Le jour où Sylvain croisa son chemin, Diane eu l’intuition d’être happée par un gouffre, un trou noir qui s’ouvrait dans sa vie et dont elle ne ressortirait pas indemne.

Elle avait fini tard ce jour là, occupée par les responsabilités qu’elle avait au sein de sa société. Il n’y avait plus personne quand elle tenta en vain de démarrer sa voiture. Plus tard elle avait interprété l’incident comme un arrêt symbolique de la vie qu’elle menait jusque là.

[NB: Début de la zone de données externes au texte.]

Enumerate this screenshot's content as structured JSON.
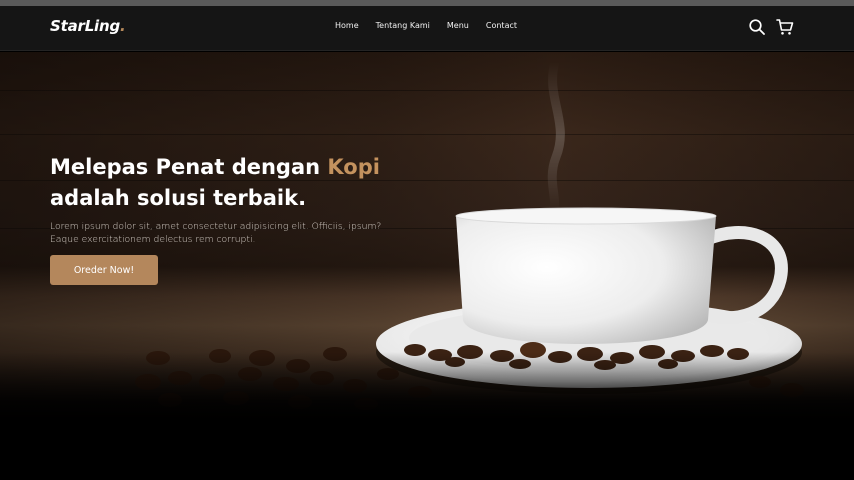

Diane s’épanouissait dans son travail de cadre, la boite était sa seule famille A 33 ans elle était entièrement disponible, son mariage comme son divorce faisaient déjà partie d’un passé révolu sans regret, d’autant plus qu’elle n’avait pas d’enfant.

Ses amis s’étaient dispersés sans qu’elle ne cherche à les retenir, dans son appétit de réussite professionnelle. Elle aimait se définir comme une battante qui aimait les défis, les performances, plus que tout autre forme de satisfaction. Qu’étaient ses quelques aventures à coté, sinon des récréations qu’elles se permettait avec des hommes si possibles mariés, qui ne cherchaient pas plus qu’une escapade. Surtout personne de la boite.

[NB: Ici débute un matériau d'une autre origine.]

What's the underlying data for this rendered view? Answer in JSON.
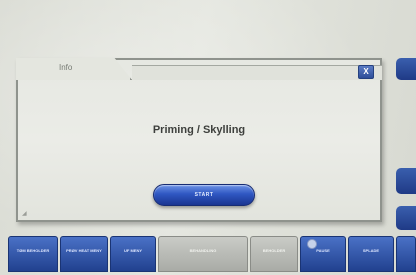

Ce soir-là, alors qu’elle s’échinait à faire démarrer son véhicule, l’homme sortit de la galerie d’art toute proche. Il devait approcher la quarantaine et ses yeux étaient aussi noirs que ses cheveux. Il avait réparé son démarreur et lui avait soutiré, en guise de remerciement, qu’elle vienne boire un verre à sa galerie, le lendemain.

Sylvain était peintre, tant de fois Diane était passée devant sa vitrine sans y prêter attention. Lorsqu’elle entra dans son repaire, elle dépassa rapidement les tableaux les plus en vue pour se trouver au milieu d’un série de nus plutôt provocants. C’est là qu’il l’attendait, devant un petit bar roulant.

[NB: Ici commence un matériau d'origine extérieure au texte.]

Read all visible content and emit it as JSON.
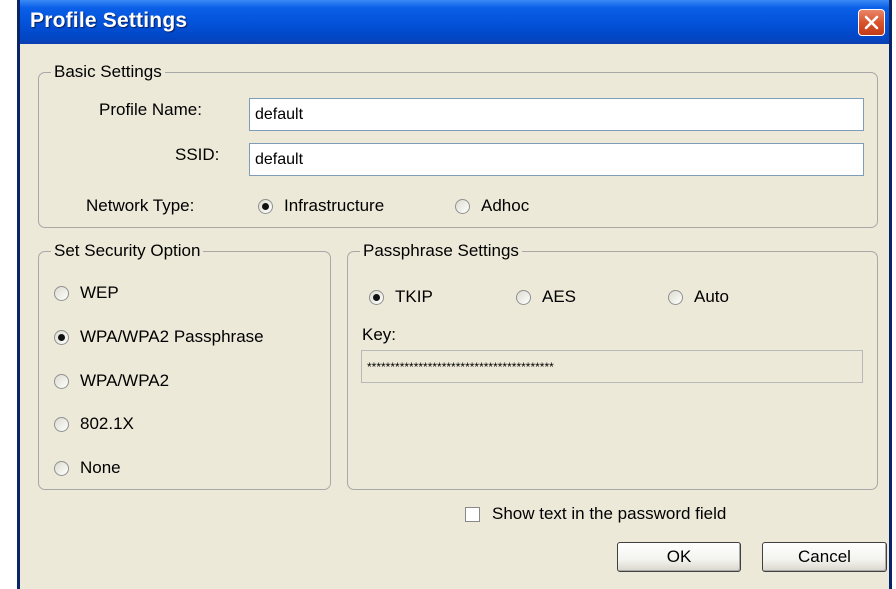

Elle n’avait jamais côtoyé d’artiste et se disait que c’était là l’occasion d’en observer un de prés. Pourtant dans cette galerie à l’ambiance si différente du bureau, elle se sentit mal à l’aise. Elle qui savait si bien parler avait l’impression d’aligner des phrases creuses :

— Vos peintures sortent de l’ordinaire…dans la façon dont le thème est traité, en tout cas…

— Le thème est éternel…

— Oui, les femmes !

— En fait, chaque femme est une œuvre d’art…j’essaie de saisir l’essence de la féminité…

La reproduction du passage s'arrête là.